The focus of my academic and professional career is redesigning financial services to work better for those who need them most. All too often, empowering tools are systematically inaccessible for working-class families. When solutions are made available, they are designed to be more expensive and punitive.

The overdraft fee in America is a perfect example. In 2018, overdraft fees generated $25.4 billion dollars in revenue for financial institutions. Many companies are profiting every time that American’s struggle to manage their financial lives, to the tune of $35 per transaction.

Overdrafts, and other expensive forms of lending, are largely a timing problem. As noted by Corey Stone, a former colleague of mine at the CFPB and entrepreneur in residence at the Financial Health Network: “The amount of shortfall that most overdrafts represent — $42 on the median check overdraft and $15 on the median debit card overdraft — are small, both in absolute terms and relative to the amounts they paid in fees.” There has to be a better way to help consumers cover these small liquidity crunches that is both profitable and more reasonable.

As I wrapped up my year-and-a-half as a Luce Scholar in India, I reflected on the next step I wanted to take in my career to help shape a better financial system.
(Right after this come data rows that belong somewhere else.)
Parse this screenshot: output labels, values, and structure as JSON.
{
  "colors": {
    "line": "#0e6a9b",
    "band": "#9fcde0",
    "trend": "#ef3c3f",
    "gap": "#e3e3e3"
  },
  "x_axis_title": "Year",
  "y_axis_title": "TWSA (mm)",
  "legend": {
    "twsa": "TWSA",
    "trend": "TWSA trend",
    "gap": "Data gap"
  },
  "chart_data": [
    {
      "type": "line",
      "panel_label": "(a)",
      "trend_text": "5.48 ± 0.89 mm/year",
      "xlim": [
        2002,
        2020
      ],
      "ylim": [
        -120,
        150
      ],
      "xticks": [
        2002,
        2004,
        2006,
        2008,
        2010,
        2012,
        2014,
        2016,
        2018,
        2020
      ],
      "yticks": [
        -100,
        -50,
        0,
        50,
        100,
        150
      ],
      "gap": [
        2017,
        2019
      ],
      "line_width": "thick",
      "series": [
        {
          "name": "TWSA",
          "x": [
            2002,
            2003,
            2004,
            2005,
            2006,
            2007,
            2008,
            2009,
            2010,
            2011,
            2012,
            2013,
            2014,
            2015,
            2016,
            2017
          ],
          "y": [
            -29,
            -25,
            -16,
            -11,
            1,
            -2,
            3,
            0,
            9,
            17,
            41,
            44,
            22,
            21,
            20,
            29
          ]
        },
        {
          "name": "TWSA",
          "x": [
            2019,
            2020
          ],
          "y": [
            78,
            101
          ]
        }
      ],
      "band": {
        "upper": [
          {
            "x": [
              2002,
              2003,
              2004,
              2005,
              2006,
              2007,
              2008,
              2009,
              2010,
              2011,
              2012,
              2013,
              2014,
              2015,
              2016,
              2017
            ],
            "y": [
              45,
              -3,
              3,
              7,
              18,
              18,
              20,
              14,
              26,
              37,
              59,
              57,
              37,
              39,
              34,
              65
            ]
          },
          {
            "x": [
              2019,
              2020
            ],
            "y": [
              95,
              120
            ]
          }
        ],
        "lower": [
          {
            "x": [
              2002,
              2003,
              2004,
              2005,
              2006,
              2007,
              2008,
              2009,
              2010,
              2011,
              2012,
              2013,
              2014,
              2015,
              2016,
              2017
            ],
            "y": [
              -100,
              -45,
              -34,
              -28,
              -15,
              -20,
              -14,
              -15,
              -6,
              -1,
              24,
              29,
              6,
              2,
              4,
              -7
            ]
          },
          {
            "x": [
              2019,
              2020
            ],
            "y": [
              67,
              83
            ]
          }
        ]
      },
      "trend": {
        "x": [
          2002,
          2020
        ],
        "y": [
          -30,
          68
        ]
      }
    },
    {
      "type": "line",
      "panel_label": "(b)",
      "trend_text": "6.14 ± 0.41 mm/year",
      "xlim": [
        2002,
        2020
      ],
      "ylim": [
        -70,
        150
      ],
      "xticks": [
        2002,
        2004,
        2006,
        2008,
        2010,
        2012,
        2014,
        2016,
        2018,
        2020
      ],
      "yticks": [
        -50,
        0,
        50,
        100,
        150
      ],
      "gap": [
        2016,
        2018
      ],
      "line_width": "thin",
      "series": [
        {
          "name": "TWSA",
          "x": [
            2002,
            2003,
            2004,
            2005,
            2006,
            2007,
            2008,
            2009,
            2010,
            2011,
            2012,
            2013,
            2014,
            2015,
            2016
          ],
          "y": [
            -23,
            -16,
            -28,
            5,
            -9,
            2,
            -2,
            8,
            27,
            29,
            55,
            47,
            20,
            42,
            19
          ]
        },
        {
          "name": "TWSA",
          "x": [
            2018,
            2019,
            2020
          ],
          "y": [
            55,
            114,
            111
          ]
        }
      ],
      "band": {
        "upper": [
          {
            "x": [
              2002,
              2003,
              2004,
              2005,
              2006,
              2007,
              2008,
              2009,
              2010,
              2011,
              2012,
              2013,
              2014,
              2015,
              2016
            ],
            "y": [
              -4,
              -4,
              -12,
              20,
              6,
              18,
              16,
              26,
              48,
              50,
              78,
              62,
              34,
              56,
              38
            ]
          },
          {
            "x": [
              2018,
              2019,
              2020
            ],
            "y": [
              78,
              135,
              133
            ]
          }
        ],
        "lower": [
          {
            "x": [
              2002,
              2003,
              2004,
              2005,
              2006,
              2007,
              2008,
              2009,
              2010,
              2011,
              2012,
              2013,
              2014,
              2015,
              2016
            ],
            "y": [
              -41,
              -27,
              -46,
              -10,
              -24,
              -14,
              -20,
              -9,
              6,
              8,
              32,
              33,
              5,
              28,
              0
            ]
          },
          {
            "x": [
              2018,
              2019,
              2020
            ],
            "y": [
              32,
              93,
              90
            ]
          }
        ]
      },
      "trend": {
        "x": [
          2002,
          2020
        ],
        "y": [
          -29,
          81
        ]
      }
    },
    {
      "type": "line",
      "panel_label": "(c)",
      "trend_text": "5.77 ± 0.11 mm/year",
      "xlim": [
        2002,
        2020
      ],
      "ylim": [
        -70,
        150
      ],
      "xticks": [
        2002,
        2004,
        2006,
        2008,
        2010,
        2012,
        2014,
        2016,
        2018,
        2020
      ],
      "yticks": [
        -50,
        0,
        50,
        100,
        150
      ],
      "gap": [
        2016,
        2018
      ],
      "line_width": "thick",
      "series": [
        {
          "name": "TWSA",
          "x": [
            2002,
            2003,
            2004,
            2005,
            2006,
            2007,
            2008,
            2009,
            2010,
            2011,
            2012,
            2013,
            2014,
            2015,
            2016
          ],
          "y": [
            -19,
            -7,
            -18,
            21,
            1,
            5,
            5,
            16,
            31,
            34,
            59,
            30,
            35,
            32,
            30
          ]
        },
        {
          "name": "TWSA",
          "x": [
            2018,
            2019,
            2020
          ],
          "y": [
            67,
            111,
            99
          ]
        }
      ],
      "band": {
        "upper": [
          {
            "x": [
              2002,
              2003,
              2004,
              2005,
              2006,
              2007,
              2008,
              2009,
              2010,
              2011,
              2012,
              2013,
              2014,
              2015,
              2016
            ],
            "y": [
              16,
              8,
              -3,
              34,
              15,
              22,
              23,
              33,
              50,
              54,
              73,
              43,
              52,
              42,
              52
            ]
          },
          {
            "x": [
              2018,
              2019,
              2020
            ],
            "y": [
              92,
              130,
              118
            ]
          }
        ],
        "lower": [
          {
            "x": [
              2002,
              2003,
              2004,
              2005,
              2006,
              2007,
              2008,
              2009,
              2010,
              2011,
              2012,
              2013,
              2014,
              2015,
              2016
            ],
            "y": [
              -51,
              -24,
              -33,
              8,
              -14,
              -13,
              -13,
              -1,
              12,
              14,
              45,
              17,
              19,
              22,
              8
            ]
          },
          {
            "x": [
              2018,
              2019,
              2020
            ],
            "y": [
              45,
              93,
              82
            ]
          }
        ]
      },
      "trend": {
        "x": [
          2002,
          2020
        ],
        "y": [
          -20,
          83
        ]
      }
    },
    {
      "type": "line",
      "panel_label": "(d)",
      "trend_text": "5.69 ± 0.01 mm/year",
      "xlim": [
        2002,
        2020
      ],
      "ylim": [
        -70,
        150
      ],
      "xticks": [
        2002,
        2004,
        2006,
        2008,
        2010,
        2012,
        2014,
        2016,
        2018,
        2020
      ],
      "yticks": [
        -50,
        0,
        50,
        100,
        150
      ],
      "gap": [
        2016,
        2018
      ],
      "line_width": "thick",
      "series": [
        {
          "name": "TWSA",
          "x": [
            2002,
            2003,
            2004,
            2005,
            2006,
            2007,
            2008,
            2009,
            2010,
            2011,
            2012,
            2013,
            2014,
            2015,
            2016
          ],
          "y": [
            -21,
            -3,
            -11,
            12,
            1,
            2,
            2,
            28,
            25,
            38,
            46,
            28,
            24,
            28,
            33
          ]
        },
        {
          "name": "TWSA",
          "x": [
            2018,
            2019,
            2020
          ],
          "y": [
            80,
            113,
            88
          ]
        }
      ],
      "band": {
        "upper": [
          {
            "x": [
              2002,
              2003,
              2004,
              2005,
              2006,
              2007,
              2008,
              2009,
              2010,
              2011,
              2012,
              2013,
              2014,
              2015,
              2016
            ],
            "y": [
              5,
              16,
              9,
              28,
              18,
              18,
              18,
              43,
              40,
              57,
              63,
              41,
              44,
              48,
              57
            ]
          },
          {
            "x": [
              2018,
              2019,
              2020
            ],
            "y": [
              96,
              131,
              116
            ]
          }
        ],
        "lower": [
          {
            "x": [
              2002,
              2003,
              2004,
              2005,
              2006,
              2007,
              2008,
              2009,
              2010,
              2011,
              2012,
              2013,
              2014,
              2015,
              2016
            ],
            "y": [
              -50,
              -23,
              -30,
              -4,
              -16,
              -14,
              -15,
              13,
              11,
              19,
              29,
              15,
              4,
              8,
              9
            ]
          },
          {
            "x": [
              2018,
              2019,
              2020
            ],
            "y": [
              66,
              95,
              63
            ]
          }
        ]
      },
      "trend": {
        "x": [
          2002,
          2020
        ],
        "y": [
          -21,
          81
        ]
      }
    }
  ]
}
I knew that I wanted to return to the United States and build on my experience at the Consumer Financial Protection Bureau (CFPB) to directly serve the consumers I know best, but I didn’t quite know how that would manifest.

As I was researching potential opportunities I came across another post by Corey on Brigit. Brigit is building a novel approach to helping consumers avoid harmful forms of borrowing like payday loans and overdraft fees. For $10 a month, Brigit subscribers can access up to $250 every pay cycle to handle emergencies and manage expenses until their next paycheck in addition to a host of other services that are structured to simplify their economic lives. As Corey noted, what makes this model innovative are the incentives. Brigit’s central goal, and the success of the company, hinges on whether we can justify the $10 subscription by providing a range of services that enhance the financial wellbeing of our customers.

Most importantly, Brigit’s subscription can provide psychological comfort and help consumers avoid a scarcity mindset. As Sendhil Mullainathan captured in his book Scarcity (and succinctly covered in this interview with NPR): “To be clear, it’s not that poor people focus on immediate needs because that’s all they want to think about. It’s all they can think about. Scarcity captures the mind.” My hope is that Brigit’s approach to an automated safety net will help get lower-income consumers out of the scarcity mindset and on the path to financial well-being.

These tools are not a panacea. Education, affordable housing, and better healthcare are all crucial elements of a more equitable future. The COVID-19 crisis has made these inequalities even starker. Nevertheless, I hope that over the course of my career we can end punitive financial services for underserved families. The promise of fintech is that financial services can be better for everyone. In practice, that often means a better experience for the affluent. I hope to spend my time uplifting rather than penalizing communities in need. As the first product manager at Brigit, I am taking my next step to fulfill that promise.